Green Goddess Salmon With Potatoes and Snap Peas
A sheet pan and a broiler are the secret to many easy weeknight meals. In this particularly vibrant dish, they impart a complex grill-like flavor to salmon and potatoes, which are broiled simultaneously on the same sheet pan. While they cook, you’ll blend together a lively green goddess dressing of fresh herbs, yogurt, mayonnaise, garlic and anchovies. When the oven timer chimes, toss the roasted potatoes with raw cucumbers and snap peas. Serve alongside the just-flaky salmon and dollop with the verdant dressing. The crunchy vegetables, warm potatoes, tender fish and creamy dressing make for an unexpected though delightful combination. (For the dressing, tarragon, dill, parsley or cilantro will provide a familiar flavor to this classic sauce, but mint or arugula will work, too.)
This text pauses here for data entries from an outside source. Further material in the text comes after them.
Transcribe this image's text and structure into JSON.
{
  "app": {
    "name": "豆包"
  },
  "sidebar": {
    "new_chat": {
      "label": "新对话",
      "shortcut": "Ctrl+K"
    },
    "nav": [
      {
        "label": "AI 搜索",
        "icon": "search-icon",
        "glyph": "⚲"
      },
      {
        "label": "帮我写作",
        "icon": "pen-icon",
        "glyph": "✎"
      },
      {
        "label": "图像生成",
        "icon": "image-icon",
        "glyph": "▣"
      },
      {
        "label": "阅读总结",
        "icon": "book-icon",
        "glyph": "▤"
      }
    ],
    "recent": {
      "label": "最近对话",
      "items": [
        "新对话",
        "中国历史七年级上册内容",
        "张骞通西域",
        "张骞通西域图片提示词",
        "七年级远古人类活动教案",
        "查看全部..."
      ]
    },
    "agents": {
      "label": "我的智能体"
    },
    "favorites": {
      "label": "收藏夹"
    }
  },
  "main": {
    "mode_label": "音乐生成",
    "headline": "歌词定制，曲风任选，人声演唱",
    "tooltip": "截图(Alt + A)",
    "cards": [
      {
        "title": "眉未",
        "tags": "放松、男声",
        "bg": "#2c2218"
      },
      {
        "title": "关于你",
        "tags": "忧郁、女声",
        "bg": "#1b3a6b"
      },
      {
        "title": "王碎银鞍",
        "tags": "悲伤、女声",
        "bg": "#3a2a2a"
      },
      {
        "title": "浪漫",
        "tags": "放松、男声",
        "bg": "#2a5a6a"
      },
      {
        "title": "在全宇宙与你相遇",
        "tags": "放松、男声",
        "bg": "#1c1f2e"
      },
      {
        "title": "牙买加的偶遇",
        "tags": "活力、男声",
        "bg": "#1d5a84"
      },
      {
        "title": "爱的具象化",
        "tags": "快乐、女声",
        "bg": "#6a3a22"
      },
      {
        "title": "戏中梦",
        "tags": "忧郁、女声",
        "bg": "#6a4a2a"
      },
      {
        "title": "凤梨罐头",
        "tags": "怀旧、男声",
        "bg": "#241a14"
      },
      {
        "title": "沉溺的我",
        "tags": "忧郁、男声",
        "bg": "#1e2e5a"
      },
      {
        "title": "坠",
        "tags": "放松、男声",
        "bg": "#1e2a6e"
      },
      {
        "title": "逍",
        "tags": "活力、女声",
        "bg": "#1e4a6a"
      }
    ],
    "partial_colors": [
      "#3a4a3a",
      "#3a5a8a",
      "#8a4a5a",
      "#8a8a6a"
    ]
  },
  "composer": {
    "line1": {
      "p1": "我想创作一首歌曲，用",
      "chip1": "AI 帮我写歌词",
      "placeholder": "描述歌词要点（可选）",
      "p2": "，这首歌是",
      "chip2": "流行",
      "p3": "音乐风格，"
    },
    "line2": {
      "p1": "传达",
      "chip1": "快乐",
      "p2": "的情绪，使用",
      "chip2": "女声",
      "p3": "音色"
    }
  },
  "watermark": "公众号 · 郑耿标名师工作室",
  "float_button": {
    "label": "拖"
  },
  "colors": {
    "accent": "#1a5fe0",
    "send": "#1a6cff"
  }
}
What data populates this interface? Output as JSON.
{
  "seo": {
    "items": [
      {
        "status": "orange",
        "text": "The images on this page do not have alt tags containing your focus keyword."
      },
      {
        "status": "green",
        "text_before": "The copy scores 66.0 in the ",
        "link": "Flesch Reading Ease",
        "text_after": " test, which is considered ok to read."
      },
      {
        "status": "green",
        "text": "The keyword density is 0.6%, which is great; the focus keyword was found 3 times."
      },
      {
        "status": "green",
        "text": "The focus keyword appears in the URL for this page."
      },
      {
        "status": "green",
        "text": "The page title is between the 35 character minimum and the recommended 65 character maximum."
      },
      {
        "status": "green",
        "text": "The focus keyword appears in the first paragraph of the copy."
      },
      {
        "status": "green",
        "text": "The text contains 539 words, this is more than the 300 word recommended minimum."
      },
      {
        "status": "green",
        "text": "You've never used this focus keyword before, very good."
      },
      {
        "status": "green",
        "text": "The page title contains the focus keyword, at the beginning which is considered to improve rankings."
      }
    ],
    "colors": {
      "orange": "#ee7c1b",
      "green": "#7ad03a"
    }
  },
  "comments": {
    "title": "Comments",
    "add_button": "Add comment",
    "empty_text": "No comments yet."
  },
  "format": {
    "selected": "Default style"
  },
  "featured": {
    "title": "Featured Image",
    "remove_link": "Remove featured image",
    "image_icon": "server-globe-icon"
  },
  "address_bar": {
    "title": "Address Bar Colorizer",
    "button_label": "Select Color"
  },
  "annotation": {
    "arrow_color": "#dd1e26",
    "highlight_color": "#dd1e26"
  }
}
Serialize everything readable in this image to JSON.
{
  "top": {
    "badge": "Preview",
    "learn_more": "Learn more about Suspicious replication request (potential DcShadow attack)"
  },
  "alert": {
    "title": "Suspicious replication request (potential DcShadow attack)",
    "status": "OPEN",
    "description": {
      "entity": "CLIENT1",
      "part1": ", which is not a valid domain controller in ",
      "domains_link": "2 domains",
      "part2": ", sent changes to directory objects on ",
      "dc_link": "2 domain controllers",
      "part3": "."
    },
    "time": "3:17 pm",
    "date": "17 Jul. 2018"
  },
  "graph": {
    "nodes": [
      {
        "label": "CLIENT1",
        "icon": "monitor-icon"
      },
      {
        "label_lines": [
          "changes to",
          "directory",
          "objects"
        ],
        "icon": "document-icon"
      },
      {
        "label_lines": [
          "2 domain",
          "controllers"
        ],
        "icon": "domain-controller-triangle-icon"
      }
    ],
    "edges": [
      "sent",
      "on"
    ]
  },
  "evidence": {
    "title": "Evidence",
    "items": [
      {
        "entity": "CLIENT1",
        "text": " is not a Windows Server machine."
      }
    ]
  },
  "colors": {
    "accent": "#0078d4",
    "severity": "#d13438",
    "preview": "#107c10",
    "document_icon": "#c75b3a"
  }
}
Grilled Chicken Skewers With Tarragon and Yogurt
These grilled chicken skewers are gently spiced with a ginger-and-cumin yogurt marinade, which makes the meat exceedingly tender and cooks to fragrant curds. As they grill, the skewers are gilded with a tarragon-mint baste that tastes distinctly Persian. Restraint and a very hot grill are both key to getting a good char: Don’t move the skewers until the yogurt is burnished and the meat releases from the grates. Color is flavor. Catch any juices that run out of the cooked skewers with warm pita bread. Leftovers make excellent chicken salad.
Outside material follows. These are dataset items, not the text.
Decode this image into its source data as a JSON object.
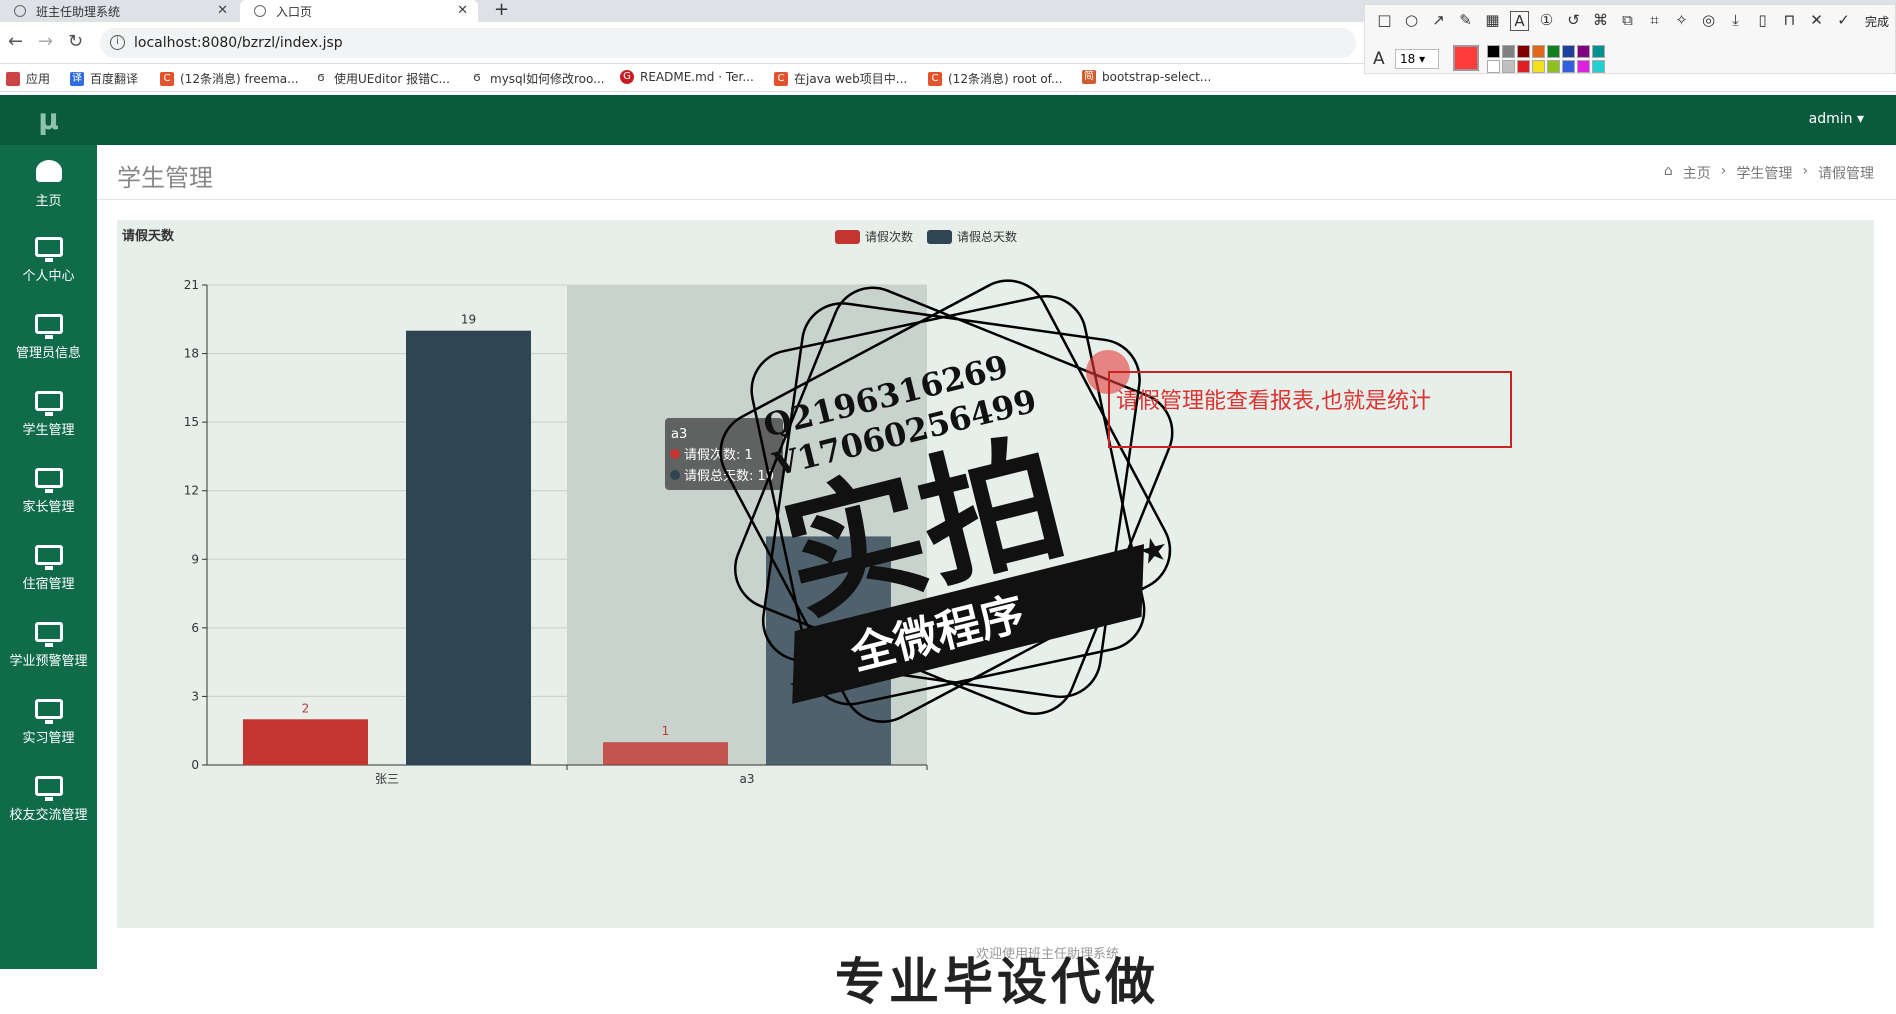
{
  "browser": {
    "tabs": [
      {
        "title": "班主任助理系统"
      },
      {
        "title": "入口页"
      }
    ],
    "url": "localhost:8080/bzrzl/index.jsp",
    "bookmarks": [
      "应用",
      "百度翻译",
      "(12条消息) freema...",
      "使用UEditor 报错C...",
      "mysql如何修改roo...",
      "README.md · Ter...",
      "在java web项目中...",
      "(12条消息) root of...",
      "bootstrap-select..."
    ]
  },
  "snap_tool": {
    "done_label": "完成",
    "font_size": "18"
  },
  "app": {
    "logo": "μ",
    "user": "admin",
    "menu": [
      "主页",
      "个人中心",
      "管理员信息",
      "学生管理",
      "家长管理",
      "住宿管理",
      "学业预警管理",
      "实习管理",
      "校友交流管理"
    ],
    "page_title": "学生管理",
    "breadcrumb": [
      "主页",
      "学生管理",
      "请假管理"
    ],
    "footer_text": "欢迎使用班主任助理系统",
    "footer_big": "专业毕设代做"
  },
  "chart_data": {
    "type": "bar",
    "title": "请假天数",
    "categories": [
      "张三",
      "a3"
    ],
    "series": [
      {
        "name": "请假次数",
        "values": [
          2,
          1
        ],
        "color": "#c23531"
      },
      {
        "name": "请假总天数",
        "values": [
          19,
          10
        ],
        "color": "#2f4554"
      }
    ],
    "ylim": [
      0,
      21
    ],
    "yticks": [
      0,
      3,
      6,
      9,
      12,
      15,
      18,
      21
    ],
    "legend": "top-center",
    "highlight_category": "a3",
    "tooltip": {
      "title": "a3",
      "lines": [
        "请假次数: 1",
        "请假总天数: 10"
      ]
    }
  },
  "overlay": {
    "note": "请假管理能查看报表,也就是统计",
    "stamp_lines": [
      "Q2196316269",
      "V17060256499"
    ],
    "stamp_main": "实拍",
    "stamp_banner": "全微程序"
  }
}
Cannellini-Bean Pasta With Beurre Blanc
This recipe, like so many great straightforward, inexpensive go-tos, starts with little more than a can of beans — then transforms it into a luxurious meal. Jack Monroe, the British food writer, uses a classic beurre blanc to do that work, simmering a splash of wine, vinegar and butter together, then tipping it into a pot of boiling beans and pasta, letting the liquid reduce to a starchy, nearly creamy consistency. If you think of beurre blanc as fancy and fussy, this simple, unexpected use for it may change your mind. You can also build on the basic recipe, adding a bunch of chopped chard or mustard greens in with the sauce, or covering the top with torn herbs.